The campaign, Khan added, involved mass rapes and executions “on a massive scale,” sometimes “filmed and celebrated” by the perpetrators and “fueled by a sense of complete impunity.”
Darfur endured a brutal wave of atrocities in the early 2000s, and a former Janjaweed commander — from the militia structure that later evolved into the RSF — was recently found guilty by the International Criminal Court of multiple war crimes, including rape.
“What’s happening now is much more ugly.
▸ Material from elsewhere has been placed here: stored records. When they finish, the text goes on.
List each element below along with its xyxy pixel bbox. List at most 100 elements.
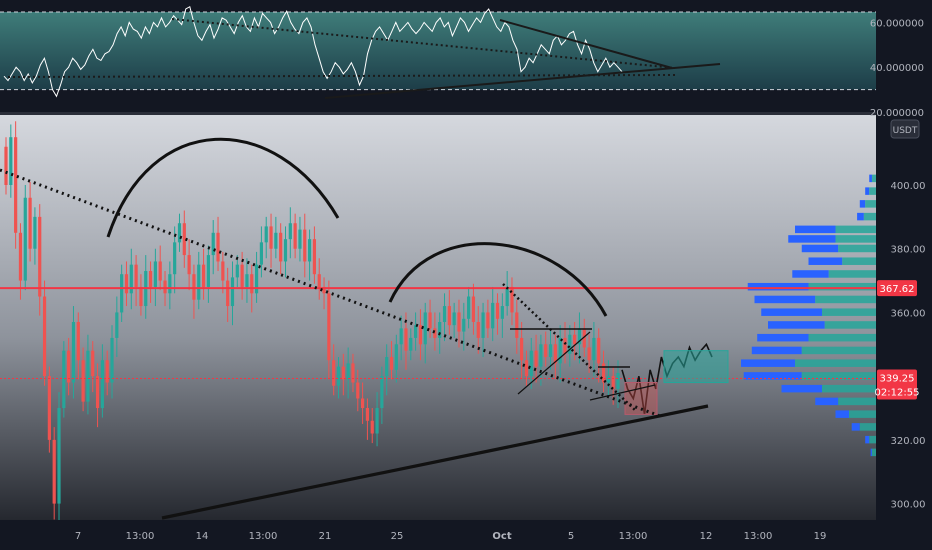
candle-body bbox=[462, 318, 466, 332]
candle-body bbox=[452, 312, 456, 326]
candle-body bbox=[235, 264, 239, 278]
indicator-dotted-baseline bbox=[7, 74, 679, 78]
candle-body bbox=[4, 146, 8, 185]
volume-profile-buy-bar bbox=[741, 359, 795, 367]
volume-profile-sell-bar bbox=[859, 423, 876, 431]
candle-body bbox=[370, 420, 374, 434]
candle-body bbox=[91, 350, 95, 377]
target-box[interactable] bbox=[663, 350, 729, 384]
candle-body bbox=[259, 242, 264, 265]
candle-body bbox=[447, 306, 451, 326]
candle-body bbox=[529, 350, 533, 377]
candle-body bbox=[163, 280, 167, 294]
volume-profile-sell-bar bbox=[842, 257, 876, 265]
price-pane-background bbox=[0, 115, 876, 520]
candle-body bbox=[279, 232, 283, 262]
candle-body bbox=[418, 325, 423, 345]
pane-separator[interactable] bbox=[0, 112, 932, 115]
candle-body bbox=[211, 232, 215, 256]
volume-profile-sell-bar bbox=[801, 372, 876, 380]
level-price-label: 367.62 bbox=[880, 284, 915, 295]
ascending-support-trendline[interactable] bbox=[161, 404, 709, 520]
volume-profile-sell-bar bbox=[871, 448, 876, 457]
volume-profile-sell-bar bbox=[863, 212, 876, 221]
volume-profile-buy-bar bbox=[808, 257, 843, 265]
candle-body bbox=[577, 328, 582, 345]
time-tick-label: 21 bbox=[319, 531, 332, 542]
candle-body bbox=[293, 223, 297, 249]
candle-body bbox=[399, 328, 403, 345]
candle-body bbox=[312, 239, 317, 275]
second-rounded-top-arc[interactable] bbox=[388, 242, 608, 317]
candle-body bbox=[476, 321, 480, 338]
short-dotted-trendline[interactable] bbox=[502, 283, 636, 411]
candle-body bbox=[18, 232, 23, 281]
candle-body bbox=[71, 321, 76, 383]
time-tick-label: 14 bbox=[196, 531, 209, 542]
candle-body bbox=[81, 360, 85, 402]
candle-body bbox=[52, 439, 56, 504]
volume-profile-sell-bar bbox=[824, 321, 876, 329]
price-axis[interactable] bbox=[876, 0, 932, 550]
volume-profile-sell-bar bbox=[871, 174, 876, 183]
candle-body bbox=[356, 382, 360, 399]
candle-body bbox=[611, 376, 615, 389]
rounded-top-arc[interactable] bbox=[106, 137, 340, 238]
candle-body bbox=[505, 286, 509, 307]
channel-line[interactable] bbox=[517, 331, 591, 395]
indicator-pane bbox=[0, 0, 876, 112]
candle-body bbox=[336, 366, 341, 386]
volume-profile-sell-bar bbox=[869, 435, 876, 444]
candle-body bbox=[33, 216, 37, 249]
candle-body bbox=[481, 312, 485, 338]
candle-body bbox=[9, 137, 13, 185]
candle-body bbox=[148, 271, 153, 287]
candle-body bbox=[592, 337, 596, 361]
currency-badge[interactable]: USDT bbox=[890, 119, 920, 139]
price-pane bbox=[0, 115, 876, 523]
volume-profile-buy-bar bbox=[815, 397, 839, 406]
candle-body bbox=[245, 274, 249, 287]
candle-body bbox=[115, 312, 119, 338]
candle-body bbox=[269, 226, 273, 249]
candle-body bbox=[616, 372, 620, 389]
time-tick-label: Oct bbox=[492, 531, 511, 542]
volume-profile-sell-bar bbox=[822, 384, 876, 393]
candle-body bbox=[438, 321, 442, 338]
candle-body bbox=[428, 312, 432, 329]
volume-profile-buy-bar bbox=[743, 372, 802, 380]
volume-profile-buy-bar bbox=[870, 448, 872, 457]
volume-profile-buy-bar bbox=[851, 423, 860, 431]
candle-body bbox=[539, 344, 543, 367]
time-tick-label: 7 bbox=[75, 531, 81, 542]
candle-body bbox=[67, 350, 71, 383]
candle-body bbox=[201, 264, 206, 287]
candle-body bbox=[553, 344, 557, 364]
time-tick-label: 13:00 bbox=[249, 531, 278, 542]
candle-body bbox=[587, 347, 591, 361]
volume-profile-buy-bar bbox=[747, 282, 809, 291]
time-tick-label: 12 bbox=[700, 531, 713, 542]
channel-lower-line[interactable] bbox=[589, 384, 656, 401]
volume-profile-buy-bar bbox=[859, 200, 866, 208]
volume-profile-buy-bar bbox=[792, 270, 829, 278]
candle-body bbox=[158, 261, 162, 281]
candle-body bbox=[457, 312, 461, 332]
candle-body bbox=[274, 232, 278, 249]
candle-body bbox=[515, 312, 519, 338]
volume-profile-sell-bar bbox=[808, 333, 876, 342]
candle-body bbox=[134, 264, 138, 287]
candle-body bbox=[582, 328, 586, 348]
indicator-support-line bbox=[324, 63, 721, 99]
candle-body bbox=[558, 337, 562, 364]
candle-body bbox=[62, 350, 66, 409]
volume-profile-sell-bar bbox=[795, 359, 876, 367]
time-tick-label: 25 bbox=[391, 531, 404, 542]
candle-body bbox=[57, 408, 61, 504]
time-axis[interactable] bbox=[0, 520, 876, 550]
candle-body bbox=[510, 286, 514, 313]
volume-profile-buy-bar bbox=[869, 174, 872, 183]
candle-body bbox=[206, 255, 210, 287]
indicator-tick-label: 20.000000 bbox=[870, 108, 924, 119]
Because the mass rape thing is happening and documented,” said Khalifa.
RSF fighters carrying out the assaults “have been very proud about doing this and they don’t see it as a crime,” she added.
“You feel that they have a green light to do whatever they want.”
In Darfur, several survivors said RSF fighters “have been accusing them of being lesser people, like calling them ‘slaves’, and saying that when I’m attacking you, assaulting you sexually, I’m actually ‘honoring’ you, because I am more educated than you, or (of) more pure blood than you.”

- ‘Torture operation’ -

Women in Khartoum and Darfur, including El-Fasher, have described rapes carried out by a range of foreign nationals.
These were “mercenaries from West Africa, speaking French, including from Mali, Burkina Faso, Nigeria, Chad, as well as Colombia and Libya” — allegedly fighting alongside the RSF, Khalifa added.
Some victims were abducted and held as sexual slaves, while others were sold through trafficking networks operating across Sudan’s porous borders, said Khalifa.
Many of these cases remain difficult to document because of the collapse of state institutions.
In conservative communities, social stigma also remains a major obstacle to documenting the scale of the abuse.
Families often force victims into marriage to “cover up what happened,” particularly when pregnancies result from rape, according to the minister.
“We call it a torture operation,” she said, describing “frightening” cases in which children and adolescent girls under 18 are forced into marriage.